Expected as early as December, the court's ruling will almost certainly set a major precedent—either allowing people around the world to continue suing companies in US federal court for abuses like slave labor, extrajudicial killings, and torture, or shutting them out for good. More than a dozen Alien Tort cases involving hundreds of plaintiffs are riding on the decision. They target corporations from Chevron to Chiquita.
Kiobel's significance has not escaped the attention of industry associations like the Product Liability Advisory Council, a nonprofit group representing more than 100 manufacturers in the US and abroad, which has tracked cases brought under the Alien Tort Statute. "The number of ATS claims naming corporate defendants has risen steadily in recent years," the Council told the Supreme Court in a brief on Shell's behalf. "ATS cases impose substantial litigation costs." What's more, the brief says, "[b]eing accused of genocide in federal court causes significant reputational harm, regardless of the actual merits of the allegations."

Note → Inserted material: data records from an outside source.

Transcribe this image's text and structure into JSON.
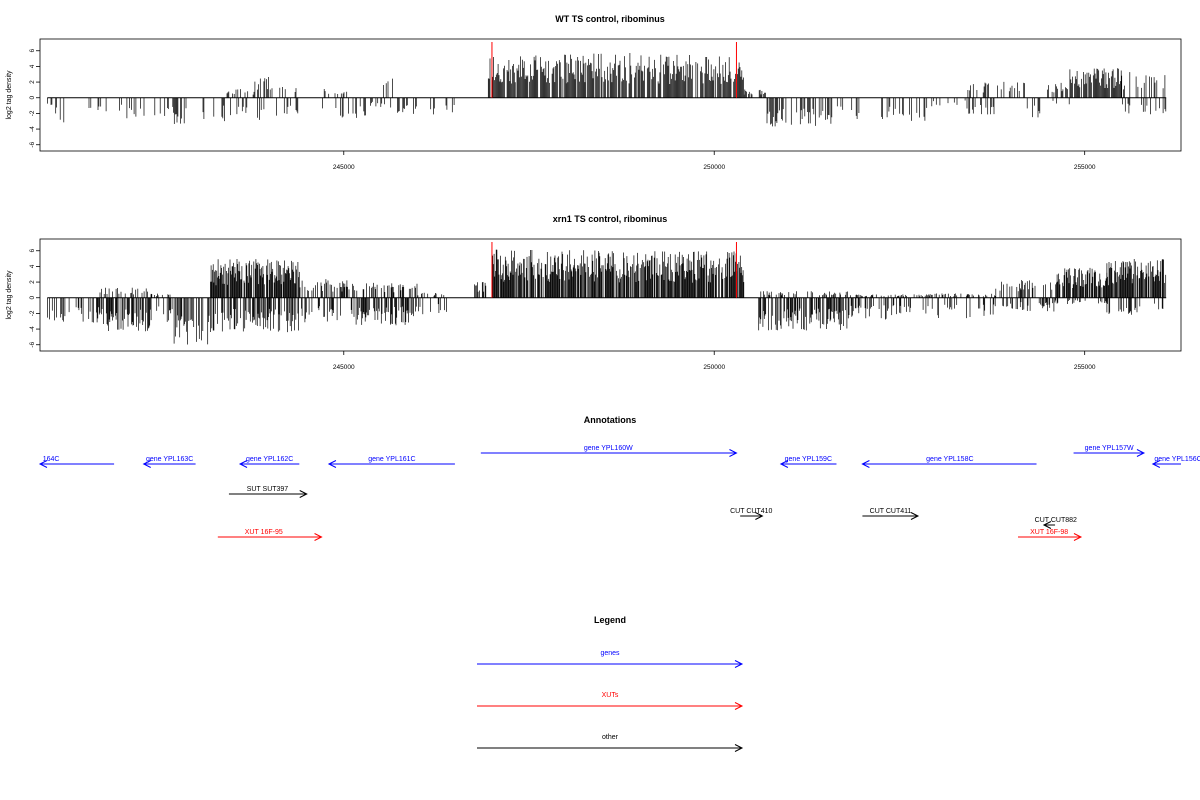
{
  "chart_data": [
    {
      "type": "bar",
      "title": "WT TS control, ribominus",
      "ylabel": "log2 tag density",
      "xlabel": "",
      "xlim": [
        240900,
        256300
      ],
      "ylim": [
        -6.8,
        7.5
      ],
      "xticks": [
        245000,
        250000,
        255000
      ],
      "yticks": [
        -6,
        -4,
        -2,
        0,
        2,
        4,
        6
      ],
      "series_color": "#000000",
      "marker_color": "#ff0000",
      "markers_x": [
        247000,
        250300
      ],
      "profile": [
        {
          "start": 241000,
          "end": 241100,
          "pos": 0.0,
          "neg": -1.0
        },
        {
          "start": 241100,
          "end": 241300,
          "pos": 0.0,
          "neg": -3.0
        },
        {
          "start": 241500,
          "end": 242000,
          "pos": 0.0,
          "neg": -2.0
        },
        {
          "start": 242000,
          "end": 242700,
          "pos": 0.0,
          "neg": -2.6
        },
        {
          "start": 242700,
          "end": 242900,
          "pos": 0.0,
          "neg": -3.4
        },
        {
          "start": 243100,
          "end": 243400,
          "pos": 0.0,
          "neg": -2.8
        },
        {
          "start": 243400,
          "end": 243800,
          "pos": 1.0,
          "neg": -2.2
        },
        {
          "start": 243800,
          "end": 244100,
          "pos": 2.5,
          "neg": -2.6
        },
        {
          "start": 244100,
          "end": 244400,
          "pos": 1.5,
          "neg": -2.0
        },
        {
          "start": 244700,
          "end": 245100,
          "pos": 1.2,
          "neg": -2.4
        },
        {
          "start": 245100,
          "end": 245300,
          "pos": 0.0,
          "neg": -2.8
        },
        {
          "start": 245300,
          "end": 245500,
          "pos": 0.0,
          "neg": -1.2
        },
        {
          "start": 245500,
          "end": 245700,
          "pos": 2.3,
          "neg": -1.5
        },
        {
          "start": 245700,
          "end": 246500,
          "pos": 0.0,
          "neg": -2.0
        },
        {
          "start": 246950,
          "end": 248000,
          "pos": 5.0,
          "neg": 0.0
        },
        {
          "start": 248000,
          "end": 249000,
          "pos": 5.2,
          "neg": 0.0
        },
        {
          "start": 249000,
          "end": 250400,
          "pos": 5.0,
          "neg": 0.0
        },
        {
          "start": 250400,
          "end": 250700,
          "pos": 1.0,
          "neg": 0.0
        },
        {
          "start": 250700,
          "end": 251600,
          "pos": 0.0,
          "neg": -3.4
        },
        {
          "start": 251600,
          "end": 252000,
          "pos": 0.0,
          "neg": -2.5
        },
        {
          "start": 252200,
          "end": 252900,
          "pos": 0.0,
          "neg": -2.8
        },
        {
          "start": 252900,
          "end": 253400,
          "pos": 0.0,
          "neg": -1.0
        },
        {
          "start": 253400,
          "end": 253800,
          "pos": 1.8,
          "neg": -2.0
        },
        {
          "start": 253800,
          "end": 254200,
          "pos": 2.0,
          "neg": 0.0
        },
        {
          "start": 254200,
          "end": 254400,
          "pos": 0.0,
          "neg": -2.5
        },
        {
          "start": 254500,
          "end": 254800,
          "pos": 1.8,
          "neg": -1.0
        },
        {
          "start": 254800,
          "end": 255500,
          "pos": 3.5,
          "neg": 0.0
        },
        {
          "start": 255500,
          "end": 256100,
          "pos": 3.0,
          "neg": -2.0
        }
      ]
    },
    {
      "type": "bar",
      "title": "xrn1 TS control, ribominus",
      "ylabel": "log2 tag density",
      "xlabel": "",
      "xlim": [
        240900,
        256300
      ],
      "ylim": [
        -6.8,
        7.5
      ],
      "xticks": [
        245000,
        250000,
        255000
      ],
      "yticks": [
        -6,
        -4,
        -2,
        0,
        2,
        4,
        6
      ],
      "series_color": "#000000",
      "marker_color": "#ff0000",
      "markers_x": [
        247000,
        250300
      ],
      "profile": [
        {
          "start": 241000,
          "end": 241700,
          "pos": 0.0,
          "neg": -3.0
        },
        {
          "start": 241700,
          "end": 242400,
          "pos": 1.2,
          "neg": -4.0
        },
        {
          "start": 242400,
          "end": 242700,
          "pos": 0.5,
          "neg": -3.0
        },
        {
          "start": 242700,
          "end": 243200,
          "pos": 0.0,
          "neg": -5.5
        },
        {
          "start": 243200,
          "end": 244400,
          "pos": 4.5,
          "neg": -4.0
        },
        {
          "start": 244400,
          "end": 245100,
          "pos": 2.2,
          "neg": -3.0
        },
        {
          "start": 245100,
          "end": 246000,
          "pos": 1.8,
          "neg": -3.2
        },
        {
          "start": 246000,
          "end": 246400,
          "pos": 0.6,
          "neg": -2.0
        },
        {
          "start": 246700,
          "end": 247000,
          "pos": 2.0,
          "neg": 0.0
        },
        {
          "start": 247000,
          "end": 248500,
          "pos": 5.6,
          "neg": 0.0
        },
        {
          "start": 248500,
          "end": 250400,
          "pos": 5.4,
          "neg": 0.0
        },
        {
          "start": 250600,
          "end": 251800,
          "pos": 0.8,
          "neg": -3.8
        },
        {
          "start": 251800,
          "end": 252800,
          "pos": 0.4,
          "neg": -2.6
        },
        {
          "start": 252800,
          "end": 253800,
          "pos": 0.5,
          "neg": -2.4
        },
        {
          "start": 253800,
          "end": 254600,
          "pos": 2.2,
          "neg": -1.6
        },
        {
          "start": 254600,
          "end": 255300,
          "pos": 3.5,
          "neg": -0.8
        },
        {
          "start": 255300,
          "end": 256100,
          "pos": 4.5,
          "neg": -2.0
        }
      ]
    },
    {
      "type": "annotation_track",
      "title": "Annotations",
      "xlim": [
        240900,
        256300
      ],
      "features": [
        {
          "label": "164C",
          "start": 240900,
          "end": 241900,
          "strand": "-",
          "color": "#0000ff",
          "row": 0,
          "label_x": 241050,
          "label_pos": "above"
        },
        {
          "label": "gene YPL163C",
          "start": 242300,
          "end": 243000,
          "strand": "-",
          "color": "#0000ff",
          "row": 0,
          "label_x": 242650,
          "label_pos": "above"
        },
        {
          "label": "gene YPL162C",
          "start": 243600,
          "end": 244400,
          "strand": "-",
          "color": "#0000ff",
          "row": 0,
          "label_x": 244000,
          "label_pos": "above"
        },
        {
          "label": "gene YPL161C",
          "start": 244800,
          "end": 246500,
          "strand": "-",
          "color": "#0000ff",
          "row": 0,
          "label_x": 245650,
          "label_pos": "above"
        },
        {
          "label": "gene YPL160W",
          "start": 246850,
          "end": 250300,
          "strand": "+",
          "color": "#0000ff",
          "row": -1,
          "label_x": 248570,
          "label_pos": "above"
        },
        {
          "label": "gene YPL159C",
          "start": 250900,
          "end": 251650,
          "strand": "-",
          "color": "#0000ff",
          "row": 0,
          "label_x": 251270,
          "label_pos": "above"
        },
        {
          "label": "gene YPL158C",
          "start": 252000,
          "end": 254350,
          "strand": "-",
          "color": "#0000ff",
          "row": 0,
          "label_x": 253180,
          "label_pos": "above"
        },
        {
          "label": "gene YPL157W",
          "start": 254850,
          "end": 255800,
          "strand": "+",
          "color": "#0000ff",
          "row": -1,
          "label_x": 255330,
          "label_pos": "above"
        },
        {
          "label": "gene YPL156C",
          "start": 255920,
          "end": 256300,
          "strand": "-",
          "color": "#0000ff",
          "row": 0,
          "label_x": 256300,
          "label_pos": "above"
        },
        {
          "label": "SUT SUT397",
          "start": 243450,
          "end": 244500,
          "strand": "+",
          "color": "#000000",
          "row": 1,
          "label_x": 243970,
          "label_pos": "above"
        },
        {
          "label": "CUT CUT410",
          "start": 250350,
          "end": 250650,
          "strand": "+",
          "color": "#000000",
          "row": 2,
          "label_x": 250500,
          "label_pos": "above"
        },
        {
          "label": "CUT CUT411",
          "start": 252000,
          "end": 252750,
          "strand": "+",
          "color": "#000000",
          "row": 2,
          "label_x": 252380,
          "label_pos": "above"
        },
        {
          "label": "CUT CUT882",
          "start": 254450,
          "end": 254600,
          "strand": "-",
          "color": "#000000",
          "row": 2.4,
          "label_x": 254610,
          "label_pos": "above"
        },
        {
          "label": "XUT 16F-95",
          "start": 243300,
          "end": 244700,
          "strand": "+",
          "color": "#ff0000",
          "row": 3,
          "label_x": 243920,
          "label_pos": "above"
        },
        {
          "label": "XUT 16F-98",
          "start": 254100,
          "end": 254950,
          "strand": "+",
          "color": "#ff0000",
          "row": 3,
          "label_x": 254520,
          "label_pos": "above"
        }
      ]
    },
    {
      "type": "legend",
      "title": "Legend",
      "entries": [
        {
          "label": "genes",
          "color": "#0000ff"
        },
        {
          "label": "XUTs",
          "color": "#ff0000"
        },
        {
          "label": "other",
          "color": "#000000"
        }
      ]
    }
  ]
}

Ilya Shapiro of the Cato Institute, a conservative think tank, who authored an amicus brief in the case supporting Shell, says it often costs a corporation less to settle than to defend itself, creating an incentive for false accusations: "If the Court finds that federal courts do have jurisdiction over these types of claims," he said in an email, "it will be an invitation to sue for anything anywhere. We would internationalize the extortion-by-trial-lawyer problems we have in America."